CHARACTER

The Devoted Guardian

一途なガーゴイル

熱い気持ちを内側にしまい、ただひとりのために注ぎ続ける。

01

図鑑説明

恋する幻獣たちの国で、誰かを守ると決めた一体だけが、石像のまどろみから動き出せる忠実なガーゴイル。胸の奥にはおさえた炎を絶やさず燃やし続けています。でもそれを派手に放つことはありません。ただひとりのためにだけ、時間をかけてゆっくりと注ぎ続けます。気になる相手ができても、すぐには打ち明けません。

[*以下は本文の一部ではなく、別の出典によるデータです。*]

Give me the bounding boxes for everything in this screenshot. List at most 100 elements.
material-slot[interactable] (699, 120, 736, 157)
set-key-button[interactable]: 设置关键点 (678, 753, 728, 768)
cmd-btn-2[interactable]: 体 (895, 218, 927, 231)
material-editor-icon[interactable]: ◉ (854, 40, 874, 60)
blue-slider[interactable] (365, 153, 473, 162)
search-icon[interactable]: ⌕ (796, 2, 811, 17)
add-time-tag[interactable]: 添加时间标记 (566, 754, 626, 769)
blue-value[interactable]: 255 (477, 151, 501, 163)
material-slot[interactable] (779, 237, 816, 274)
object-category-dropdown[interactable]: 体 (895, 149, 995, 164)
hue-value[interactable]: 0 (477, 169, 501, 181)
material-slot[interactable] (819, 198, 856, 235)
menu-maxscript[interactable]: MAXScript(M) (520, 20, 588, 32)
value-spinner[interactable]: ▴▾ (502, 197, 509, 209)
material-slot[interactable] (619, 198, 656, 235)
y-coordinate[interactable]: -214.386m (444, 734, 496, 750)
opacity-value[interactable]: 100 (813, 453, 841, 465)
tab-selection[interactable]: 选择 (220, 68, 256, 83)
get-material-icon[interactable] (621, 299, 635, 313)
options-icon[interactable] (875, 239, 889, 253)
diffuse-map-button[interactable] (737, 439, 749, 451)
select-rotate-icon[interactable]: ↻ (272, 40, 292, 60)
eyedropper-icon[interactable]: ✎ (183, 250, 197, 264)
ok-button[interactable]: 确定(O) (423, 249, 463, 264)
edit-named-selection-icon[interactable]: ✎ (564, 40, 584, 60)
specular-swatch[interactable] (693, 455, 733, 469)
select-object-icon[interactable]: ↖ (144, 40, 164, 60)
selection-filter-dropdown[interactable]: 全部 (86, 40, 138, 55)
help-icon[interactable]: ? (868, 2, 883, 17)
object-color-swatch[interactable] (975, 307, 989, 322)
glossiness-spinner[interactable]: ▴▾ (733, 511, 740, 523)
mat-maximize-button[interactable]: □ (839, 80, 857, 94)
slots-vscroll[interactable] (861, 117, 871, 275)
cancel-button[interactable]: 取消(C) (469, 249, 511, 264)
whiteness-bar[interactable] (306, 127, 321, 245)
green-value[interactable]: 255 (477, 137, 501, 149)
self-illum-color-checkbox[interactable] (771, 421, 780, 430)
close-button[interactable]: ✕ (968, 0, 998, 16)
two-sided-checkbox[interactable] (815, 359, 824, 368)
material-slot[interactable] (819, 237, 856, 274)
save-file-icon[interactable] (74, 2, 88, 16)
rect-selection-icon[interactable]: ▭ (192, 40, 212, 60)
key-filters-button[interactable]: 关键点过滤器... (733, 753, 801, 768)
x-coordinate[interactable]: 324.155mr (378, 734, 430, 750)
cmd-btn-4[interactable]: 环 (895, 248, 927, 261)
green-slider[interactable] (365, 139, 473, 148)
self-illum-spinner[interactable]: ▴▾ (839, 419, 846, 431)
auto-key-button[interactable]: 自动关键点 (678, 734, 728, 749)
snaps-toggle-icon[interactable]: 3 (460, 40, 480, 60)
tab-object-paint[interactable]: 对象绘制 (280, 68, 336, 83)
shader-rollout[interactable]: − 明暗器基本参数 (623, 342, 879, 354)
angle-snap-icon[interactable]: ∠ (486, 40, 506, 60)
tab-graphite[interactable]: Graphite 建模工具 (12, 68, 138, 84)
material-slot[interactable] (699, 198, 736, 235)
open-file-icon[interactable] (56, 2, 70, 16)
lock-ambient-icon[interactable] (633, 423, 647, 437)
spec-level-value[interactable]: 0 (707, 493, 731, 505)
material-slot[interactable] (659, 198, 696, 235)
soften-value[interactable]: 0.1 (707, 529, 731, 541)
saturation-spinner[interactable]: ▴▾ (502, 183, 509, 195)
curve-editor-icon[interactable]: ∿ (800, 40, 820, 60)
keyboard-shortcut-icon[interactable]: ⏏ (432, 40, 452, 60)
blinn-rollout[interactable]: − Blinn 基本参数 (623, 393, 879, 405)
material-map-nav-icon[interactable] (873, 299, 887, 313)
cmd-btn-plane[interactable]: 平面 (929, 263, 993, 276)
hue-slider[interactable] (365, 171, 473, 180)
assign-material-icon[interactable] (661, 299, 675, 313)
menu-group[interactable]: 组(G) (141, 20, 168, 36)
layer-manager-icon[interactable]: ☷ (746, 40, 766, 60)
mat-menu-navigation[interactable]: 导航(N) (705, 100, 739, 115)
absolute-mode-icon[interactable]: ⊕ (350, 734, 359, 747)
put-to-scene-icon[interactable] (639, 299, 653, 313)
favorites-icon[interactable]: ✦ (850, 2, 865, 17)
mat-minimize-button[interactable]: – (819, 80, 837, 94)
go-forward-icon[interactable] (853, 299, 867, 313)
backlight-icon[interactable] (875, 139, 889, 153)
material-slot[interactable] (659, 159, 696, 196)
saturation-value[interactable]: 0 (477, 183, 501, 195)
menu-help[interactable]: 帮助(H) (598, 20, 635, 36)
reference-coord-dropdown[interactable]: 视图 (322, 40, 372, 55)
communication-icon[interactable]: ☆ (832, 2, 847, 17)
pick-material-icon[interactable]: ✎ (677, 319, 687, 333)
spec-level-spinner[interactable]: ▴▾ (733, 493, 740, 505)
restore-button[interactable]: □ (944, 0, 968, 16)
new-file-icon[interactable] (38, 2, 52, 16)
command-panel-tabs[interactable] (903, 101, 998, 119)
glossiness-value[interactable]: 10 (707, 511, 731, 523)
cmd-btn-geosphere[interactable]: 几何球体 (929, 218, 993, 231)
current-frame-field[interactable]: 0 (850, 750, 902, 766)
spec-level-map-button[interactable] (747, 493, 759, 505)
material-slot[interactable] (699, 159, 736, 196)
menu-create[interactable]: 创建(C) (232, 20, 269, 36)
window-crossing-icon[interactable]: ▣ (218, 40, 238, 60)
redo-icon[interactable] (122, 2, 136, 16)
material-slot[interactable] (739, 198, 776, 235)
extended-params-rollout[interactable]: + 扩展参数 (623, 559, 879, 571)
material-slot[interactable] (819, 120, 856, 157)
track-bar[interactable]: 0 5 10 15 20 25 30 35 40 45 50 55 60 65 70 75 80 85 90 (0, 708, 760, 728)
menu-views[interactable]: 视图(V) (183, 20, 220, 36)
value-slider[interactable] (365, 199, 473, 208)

その人が何を好み、どんなときに笑い、いつ疲れるのかを、石の静けさでじっと観察します。準備が整ったと感じて、初めて自分から半歩を踏み出します。関係を導くのは自分です。でもその歩みは慎重で丁寧で、急いで答えを出すより、揺るがない土台を築くことを選びます。愛情の中心は言葉ではなく行動です。相手の好物を何か月も覚えていてそっと差し出す。疲れて帰ってきた相手のそばに、何も聞かずに居続ける。一度決めた記念日は、どんなに忙しくても崩しません。見返りは求めず、相手が安心して笑う顔そのものがごほうびです。一度結んだ絆には驚くほど粘り強く、困難があっても逃げずに向き合い続けます。ただし与えることに夢中で、自分の元気の残りに気づくのが遅れがちです。「大丈夫」と言って、限界を一人で抱え込みやすいところもあります。ペースを乱されると、笑顔で「そうだね」と返しながら、内側で静かに大きく疲れていきます。掲げた盾のハートは、誰かを守りたいという一途の証。兜の上に灯る小さな炎は、見られない雨の日でも、決して消えません。

02

エピソード

  1. 01

    ひと月遅れの好物

    いつだったか、相手がぽつりと「これ好きなんだよね」と言ったことがありました。ガーゴイルはそれを、石の頭の奥にしまい込みます。それから何か月も経ったある日、何でもない顔でそっと差し出します。相手は覚えていたことに驚きますが、本人は「無理しないで」とだけ短く言って、また静かに守りの構えに戻ります。

  2. 02

    崩さない記念日

    どれだけ忙しくても、一度決めた記念日だけは、石に刻むように守り抜きます。その日のために前々から動いていたことは言いません。準備が整うまで打ち明けず、整った瞬間に迷いなく差し出します。観察に費やした時間ぶん、いざ動く手つきには一切のためらいがありません。

  3. 03

    「そうだね」の裏側

    もっと早く進もうと急かされると、ガーゴイルは笑顔で「そうだね」と返します。けれど石の内側では、まったく納得していません。自分の準備が整う前に答えを迫られるのが、何より苦手だからです。抵抗を表に出せないまま、兜の炎だけがいつもより少しだけ大きく揺れています。

  4. 04

    雨の下で消えない火

    頑張りに気づいてもらえないと、ガーゴイルは言葉にせず静かに傷つきます。それでも盾を下ろすことはしません。眉をほんの少し下げ、口を結んだまま、兜の小さな炎を絶やさずに、守りの片膝をつき続けます。気づかれなくても、燃やすのをやめない。それがこの石の守り手の在り方です。

03

関係

ガーゴイルが片膝をついて、盾ごと先回りで守ります。ミミックはその深い愛情を、寄り添いながら素直に受け取ります。急がず深く熱いテンポがぴたりと合っていて、二人とも同じ深さまで静かに潜っていけます。役割が正反対なぶん、きれいに噛み合います。ガーゴイルが珍しく『大丈夫』の鎧を、少しゆるめられる相手です。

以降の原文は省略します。